The downside with services is that they are very high cost and very low margin, and balancing those has always proven challenging for product vendors.

The focus on the elite 500 also has implications for how Teradata positions its budding cloud services. The cloud is yet another double-edged sword: it provides the opportunity to get new workloads running quickly but also creates opportunities for cloud data warehouse services to poach workloads by only requiring someone in a department to enter a credit card number.

To that end, Teradata has simplified two of the biggest sources of friction with customers: its complex pricing and product catalog.

It is streamlining pricing. Where there used to be a jumble of core, node, and performance-based pricing schedules, Teradata is simplified to a tiered approach that is quantified by number of cores. The tiers will include the (now) usual developer free express edition; a base edition designed to compete with the Redshifts of the world for simpler workload mixes; an advanced edition for high-concurrency; and a deluxe enterprise edition that includes all the sophisticated resource and memory management capabilities. It will be the same pricing for on premises and cloud.

On the product side, Teradata's legacy of workload-optimized appliances were traditionally a selling point. You could buy Teradata boxes for data marts, for compute-intensive workloads, I/O-intensive jobs, dense data storage, along with a grand enterprise box that did everything. But Teradata lacks the size of Oracle, and anyway, there are emerging technologies that could make hardware more configurable.

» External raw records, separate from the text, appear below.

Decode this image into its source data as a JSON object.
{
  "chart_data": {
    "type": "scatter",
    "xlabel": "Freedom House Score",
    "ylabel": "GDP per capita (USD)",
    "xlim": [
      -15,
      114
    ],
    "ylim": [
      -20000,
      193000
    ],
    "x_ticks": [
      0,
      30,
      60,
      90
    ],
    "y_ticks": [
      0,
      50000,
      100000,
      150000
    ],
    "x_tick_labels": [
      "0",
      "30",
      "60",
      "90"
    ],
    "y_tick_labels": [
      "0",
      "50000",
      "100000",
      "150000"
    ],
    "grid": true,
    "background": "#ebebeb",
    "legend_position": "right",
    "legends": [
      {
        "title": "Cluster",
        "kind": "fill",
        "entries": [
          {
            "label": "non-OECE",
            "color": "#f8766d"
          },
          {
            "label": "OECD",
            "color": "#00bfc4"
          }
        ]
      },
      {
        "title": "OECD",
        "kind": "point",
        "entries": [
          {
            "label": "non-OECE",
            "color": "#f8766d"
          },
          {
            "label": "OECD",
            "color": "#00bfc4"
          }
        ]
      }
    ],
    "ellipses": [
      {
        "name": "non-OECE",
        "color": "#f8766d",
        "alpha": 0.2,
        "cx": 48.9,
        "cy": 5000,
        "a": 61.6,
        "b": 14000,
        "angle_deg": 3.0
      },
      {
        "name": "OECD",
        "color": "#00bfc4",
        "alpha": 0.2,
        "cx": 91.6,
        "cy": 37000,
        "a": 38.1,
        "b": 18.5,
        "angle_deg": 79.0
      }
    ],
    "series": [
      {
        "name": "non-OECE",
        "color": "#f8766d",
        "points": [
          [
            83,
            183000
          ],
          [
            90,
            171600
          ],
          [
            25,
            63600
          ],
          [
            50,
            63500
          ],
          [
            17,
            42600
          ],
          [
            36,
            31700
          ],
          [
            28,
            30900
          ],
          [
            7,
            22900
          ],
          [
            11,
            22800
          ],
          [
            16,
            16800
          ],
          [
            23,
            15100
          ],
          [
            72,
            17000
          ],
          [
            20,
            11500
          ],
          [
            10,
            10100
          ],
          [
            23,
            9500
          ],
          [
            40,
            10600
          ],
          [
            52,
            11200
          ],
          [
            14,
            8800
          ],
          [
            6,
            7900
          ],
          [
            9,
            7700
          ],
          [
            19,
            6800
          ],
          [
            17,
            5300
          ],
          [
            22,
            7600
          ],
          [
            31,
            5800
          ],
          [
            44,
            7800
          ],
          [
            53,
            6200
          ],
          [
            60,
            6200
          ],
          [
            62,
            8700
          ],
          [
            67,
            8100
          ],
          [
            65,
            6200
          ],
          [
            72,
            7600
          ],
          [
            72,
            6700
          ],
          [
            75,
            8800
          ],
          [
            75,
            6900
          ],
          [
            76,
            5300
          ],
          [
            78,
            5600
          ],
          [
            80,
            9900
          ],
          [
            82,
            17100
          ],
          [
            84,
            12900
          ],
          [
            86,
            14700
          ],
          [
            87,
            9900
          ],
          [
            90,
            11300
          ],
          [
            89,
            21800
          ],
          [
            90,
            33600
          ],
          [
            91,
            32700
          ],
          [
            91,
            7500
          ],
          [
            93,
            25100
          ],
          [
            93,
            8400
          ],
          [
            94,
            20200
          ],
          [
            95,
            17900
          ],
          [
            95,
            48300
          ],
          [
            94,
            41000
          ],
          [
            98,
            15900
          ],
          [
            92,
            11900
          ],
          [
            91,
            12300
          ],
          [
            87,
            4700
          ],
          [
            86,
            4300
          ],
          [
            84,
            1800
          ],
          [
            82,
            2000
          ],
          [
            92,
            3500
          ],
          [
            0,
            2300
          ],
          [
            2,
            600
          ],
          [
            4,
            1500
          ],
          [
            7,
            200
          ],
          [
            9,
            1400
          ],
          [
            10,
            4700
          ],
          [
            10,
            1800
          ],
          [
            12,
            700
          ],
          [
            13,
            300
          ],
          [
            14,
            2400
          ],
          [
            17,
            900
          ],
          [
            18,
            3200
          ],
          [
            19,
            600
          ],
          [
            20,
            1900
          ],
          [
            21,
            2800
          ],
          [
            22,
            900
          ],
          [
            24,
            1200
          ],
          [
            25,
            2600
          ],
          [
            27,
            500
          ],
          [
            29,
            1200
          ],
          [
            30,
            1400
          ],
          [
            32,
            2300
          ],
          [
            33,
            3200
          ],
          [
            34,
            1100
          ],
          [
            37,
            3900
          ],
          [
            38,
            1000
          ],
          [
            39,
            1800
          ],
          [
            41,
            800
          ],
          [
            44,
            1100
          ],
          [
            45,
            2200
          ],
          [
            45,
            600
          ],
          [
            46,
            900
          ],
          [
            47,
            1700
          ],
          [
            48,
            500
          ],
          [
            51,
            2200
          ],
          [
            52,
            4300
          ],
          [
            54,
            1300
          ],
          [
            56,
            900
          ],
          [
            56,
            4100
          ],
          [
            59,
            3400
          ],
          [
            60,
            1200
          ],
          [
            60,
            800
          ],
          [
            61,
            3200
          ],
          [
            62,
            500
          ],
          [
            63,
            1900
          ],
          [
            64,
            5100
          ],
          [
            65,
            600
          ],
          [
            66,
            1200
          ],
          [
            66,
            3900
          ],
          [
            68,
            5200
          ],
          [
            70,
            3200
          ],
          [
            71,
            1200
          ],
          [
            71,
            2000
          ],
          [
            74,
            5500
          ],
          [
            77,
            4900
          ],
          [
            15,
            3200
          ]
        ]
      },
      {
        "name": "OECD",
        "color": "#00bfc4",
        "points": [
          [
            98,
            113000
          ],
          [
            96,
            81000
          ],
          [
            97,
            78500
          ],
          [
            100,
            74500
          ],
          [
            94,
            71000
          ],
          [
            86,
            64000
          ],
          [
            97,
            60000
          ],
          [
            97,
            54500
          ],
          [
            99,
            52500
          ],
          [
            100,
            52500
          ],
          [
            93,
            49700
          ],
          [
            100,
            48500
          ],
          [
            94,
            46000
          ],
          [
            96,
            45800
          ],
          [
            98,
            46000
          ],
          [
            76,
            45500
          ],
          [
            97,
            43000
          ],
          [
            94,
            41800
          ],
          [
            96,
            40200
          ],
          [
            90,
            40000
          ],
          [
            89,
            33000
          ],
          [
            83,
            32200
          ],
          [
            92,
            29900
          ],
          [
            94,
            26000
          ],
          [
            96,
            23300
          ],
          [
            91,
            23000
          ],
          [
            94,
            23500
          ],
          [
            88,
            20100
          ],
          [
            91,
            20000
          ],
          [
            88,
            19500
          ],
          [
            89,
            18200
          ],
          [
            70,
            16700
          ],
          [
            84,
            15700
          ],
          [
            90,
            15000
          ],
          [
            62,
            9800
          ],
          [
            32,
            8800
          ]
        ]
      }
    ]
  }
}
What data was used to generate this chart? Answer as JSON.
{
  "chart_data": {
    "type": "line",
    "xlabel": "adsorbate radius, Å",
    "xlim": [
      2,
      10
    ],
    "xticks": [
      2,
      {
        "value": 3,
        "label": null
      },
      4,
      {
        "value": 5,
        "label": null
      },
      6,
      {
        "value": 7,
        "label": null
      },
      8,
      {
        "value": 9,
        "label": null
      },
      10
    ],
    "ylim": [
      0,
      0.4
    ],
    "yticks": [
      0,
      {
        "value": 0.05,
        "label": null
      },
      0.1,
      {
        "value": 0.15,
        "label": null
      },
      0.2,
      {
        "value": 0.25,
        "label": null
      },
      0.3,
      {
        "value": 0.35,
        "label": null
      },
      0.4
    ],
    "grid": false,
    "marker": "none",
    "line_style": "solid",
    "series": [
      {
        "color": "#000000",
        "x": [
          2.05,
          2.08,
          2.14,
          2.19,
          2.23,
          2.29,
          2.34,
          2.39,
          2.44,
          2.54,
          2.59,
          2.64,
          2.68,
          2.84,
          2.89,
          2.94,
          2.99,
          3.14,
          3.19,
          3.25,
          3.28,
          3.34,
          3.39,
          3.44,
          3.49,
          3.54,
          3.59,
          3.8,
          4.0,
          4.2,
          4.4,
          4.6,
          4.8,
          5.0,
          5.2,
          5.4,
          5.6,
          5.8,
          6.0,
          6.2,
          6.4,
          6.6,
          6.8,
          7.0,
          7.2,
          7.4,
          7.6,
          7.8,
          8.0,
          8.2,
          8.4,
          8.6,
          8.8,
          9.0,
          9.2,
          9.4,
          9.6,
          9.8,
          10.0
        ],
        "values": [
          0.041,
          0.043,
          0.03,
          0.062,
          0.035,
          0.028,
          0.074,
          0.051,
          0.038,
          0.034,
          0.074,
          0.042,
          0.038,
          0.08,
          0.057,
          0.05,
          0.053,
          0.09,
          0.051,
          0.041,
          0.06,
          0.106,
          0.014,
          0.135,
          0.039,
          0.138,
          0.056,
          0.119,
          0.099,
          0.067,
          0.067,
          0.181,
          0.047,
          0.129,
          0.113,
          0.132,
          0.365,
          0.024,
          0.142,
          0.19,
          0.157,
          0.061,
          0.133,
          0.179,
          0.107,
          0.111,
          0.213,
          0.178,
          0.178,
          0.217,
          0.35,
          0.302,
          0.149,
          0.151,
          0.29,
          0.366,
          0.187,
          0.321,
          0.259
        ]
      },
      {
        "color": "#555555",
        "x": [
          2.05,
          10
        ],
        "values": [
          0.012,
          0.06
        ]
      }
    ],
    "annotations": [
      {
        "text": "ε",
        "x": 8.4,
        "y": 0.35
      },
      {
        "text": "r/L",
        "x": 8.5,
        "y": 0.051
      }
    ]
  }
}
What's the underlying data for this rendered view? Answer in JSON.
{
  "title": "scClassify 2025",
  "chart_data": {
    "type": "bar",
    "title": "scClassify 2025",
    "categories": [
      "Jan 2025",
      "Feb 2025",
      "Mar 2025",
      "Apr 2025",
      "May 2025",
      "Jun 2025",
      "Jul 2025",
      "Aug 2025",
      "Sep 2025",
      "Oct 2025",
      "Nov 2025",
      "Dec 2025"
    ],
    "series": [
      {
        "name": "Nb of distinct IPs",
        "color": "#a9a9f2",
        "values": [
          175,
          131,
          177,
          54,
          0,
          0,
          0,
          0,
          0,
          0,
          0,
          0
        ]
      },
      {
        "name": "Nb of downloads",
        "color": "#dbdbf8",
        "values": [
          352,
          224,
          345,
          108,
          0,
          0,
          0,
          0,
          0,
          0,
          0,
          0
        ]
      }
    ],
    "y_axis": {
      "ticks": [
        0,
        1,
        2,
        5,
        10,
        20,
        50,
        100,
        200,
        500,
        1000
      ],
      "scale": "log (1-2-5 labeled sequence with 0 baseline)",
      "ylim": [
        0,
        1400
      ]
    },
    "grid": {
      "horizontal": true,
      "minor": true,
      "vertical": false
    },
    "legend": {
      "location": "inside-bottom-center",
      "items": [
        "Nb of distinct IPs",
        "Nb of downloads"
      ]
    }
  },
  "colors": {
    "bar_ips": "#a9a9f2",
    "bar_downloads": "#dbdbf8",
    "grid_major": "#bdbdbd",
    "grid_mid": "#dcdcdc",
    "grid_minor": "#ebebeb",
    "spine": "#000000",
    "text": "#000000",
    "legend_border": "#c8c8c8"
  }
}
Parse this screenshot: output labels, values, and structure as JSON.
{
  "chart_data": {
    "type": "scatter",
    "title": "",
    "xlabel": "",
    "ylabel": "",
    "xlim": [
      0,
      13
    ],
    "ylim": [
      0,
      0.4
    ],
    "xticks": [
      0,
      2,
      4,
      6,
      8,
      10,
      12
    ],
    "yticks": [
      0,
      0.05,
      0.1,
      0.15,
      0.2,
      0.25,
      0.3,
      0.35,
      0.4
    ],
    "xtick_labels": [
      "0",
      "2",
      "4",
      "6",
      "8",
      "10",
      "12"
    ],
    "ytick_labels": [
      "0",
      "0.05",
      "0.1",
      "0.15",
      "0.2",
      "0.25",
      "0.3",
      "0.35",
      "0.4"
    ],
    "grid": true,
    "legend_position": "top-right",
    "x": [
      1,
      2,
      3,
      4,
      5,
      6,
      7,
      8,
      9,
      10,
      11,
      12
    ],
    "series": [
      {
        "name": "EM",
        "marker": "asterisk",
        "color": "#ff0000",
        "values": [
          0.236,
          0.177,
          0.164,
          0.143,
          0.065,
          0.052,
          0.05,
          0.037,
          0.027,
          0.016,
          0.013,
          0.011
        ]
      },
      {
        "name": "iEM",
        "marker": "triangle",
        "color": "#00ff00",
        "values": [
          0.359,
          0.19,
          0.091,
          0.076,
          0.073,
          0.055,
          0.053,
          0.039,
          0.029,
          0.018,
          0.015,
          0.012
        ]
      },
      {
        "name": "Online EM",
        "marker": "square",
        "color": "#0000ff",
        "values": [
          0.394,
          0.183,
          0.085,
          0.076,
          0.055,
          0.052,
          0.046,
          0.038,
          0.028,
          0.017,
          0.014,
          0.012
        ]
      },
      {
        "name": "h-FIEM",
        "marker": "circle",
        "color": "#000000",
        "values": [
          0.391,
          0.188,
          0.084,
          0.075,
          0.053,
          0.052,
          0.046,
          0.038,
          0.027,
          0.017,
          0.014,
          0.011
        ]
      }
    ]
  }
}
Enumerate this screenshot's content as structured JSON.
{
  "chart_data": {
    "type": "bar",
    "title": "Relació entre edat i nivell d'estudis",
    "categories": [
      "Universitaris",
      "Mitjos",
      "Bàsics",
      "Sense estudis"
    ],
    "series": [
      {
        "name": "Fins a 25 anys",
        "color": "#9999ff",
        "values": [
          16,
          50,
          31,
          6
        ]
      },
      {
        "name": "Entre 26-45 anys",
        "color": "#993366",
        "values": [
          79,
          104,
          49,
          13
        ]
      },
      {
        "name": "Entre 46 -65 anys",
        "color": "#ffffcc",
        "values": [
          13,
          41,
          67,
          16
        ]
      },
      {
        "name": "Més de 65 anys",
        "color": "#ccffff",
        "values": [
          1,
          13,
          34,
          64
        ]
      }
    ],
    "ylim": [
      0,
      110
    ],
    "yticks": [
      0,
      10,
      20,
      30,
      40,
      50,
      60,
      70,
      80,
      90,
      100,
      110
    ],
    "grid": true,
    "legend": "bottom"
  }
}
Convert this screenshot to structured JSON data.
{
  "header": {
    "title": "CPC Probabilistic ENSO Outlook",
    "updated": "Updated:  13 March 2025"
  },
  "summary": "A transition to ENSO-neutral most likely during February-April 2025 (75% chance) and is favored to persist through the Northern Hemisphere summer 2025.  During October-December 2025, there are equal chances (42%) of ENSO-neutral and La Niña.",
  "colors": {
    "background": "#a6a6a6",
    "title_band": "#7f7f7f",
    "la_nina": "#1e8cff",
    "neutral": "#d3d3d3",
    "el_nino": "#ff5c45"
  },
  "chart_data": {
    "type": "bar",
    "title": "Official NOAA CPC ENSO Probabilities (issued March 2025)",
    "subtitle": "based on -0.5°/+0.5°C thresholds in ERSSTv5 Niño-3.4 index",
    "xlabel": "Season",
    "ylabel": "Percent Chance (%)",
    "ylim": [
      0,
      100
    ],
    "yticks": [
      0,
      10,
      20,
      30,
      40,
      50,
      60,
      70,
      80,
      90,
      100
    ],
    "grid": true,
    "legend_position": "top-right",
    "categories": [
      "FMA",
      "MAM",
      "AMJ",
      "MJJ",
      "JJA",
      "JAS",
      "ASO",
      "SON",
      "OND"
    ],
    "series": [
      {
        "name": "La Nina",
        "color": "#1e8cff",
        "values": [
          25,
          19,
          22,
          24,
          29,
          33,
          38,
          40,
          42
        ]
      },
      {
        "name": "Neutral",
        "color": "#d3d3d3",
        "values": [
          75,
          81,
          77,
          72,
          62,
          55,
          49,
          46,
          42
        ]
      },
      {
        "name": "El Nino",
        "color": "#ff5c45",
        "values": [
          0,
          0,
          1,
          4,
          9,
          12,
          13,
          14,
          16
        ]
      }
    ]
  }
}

So Teradata is consolidating to a couple product families: Intellibase, which leverages commodity hardware and is aimed at data mart and less demanding data warehouse scenarios; and IntelliFlex, which is advanced software-defined infrastructure. And the core database is getting more extensible. It can store native JSON and XML; we expect that in the future Teradata will also add Avro and time-series data. And beyond SQL, you can write queries against Teradata in most of the popular languages of data science including R, Python, Java, C++, and Ruby (but no Scala)

Of course, no conversation about the future is complete without cloud. Teradata has belatedly made its entry, recently launching the IntelliCloud managed service (initially on AWS). You can also launch Teradata as an Amazon EC2 service from AWS marketplace or within your own private cloud as a VMware image. Like Oracle, Teradata is the same database, regardless of whether you are running in public or private cloud, or on premises. Aside from database capability, the ability to run hybrid is the chief competitive differentiator from the cloud usual suspects.

What's different here is that Teradata is not using the cloud to pursue the usual suspects: SMB enterprises. In part, it's about data gravity, which is a given for use cases like customer engagement, IoT, connected car, and so on. More to the point, it is for Teradata to have an answer for getting deeper into those 500 companies, providing its answer to line organizations whose natural inclination would be to go with the options that simply require a credit card.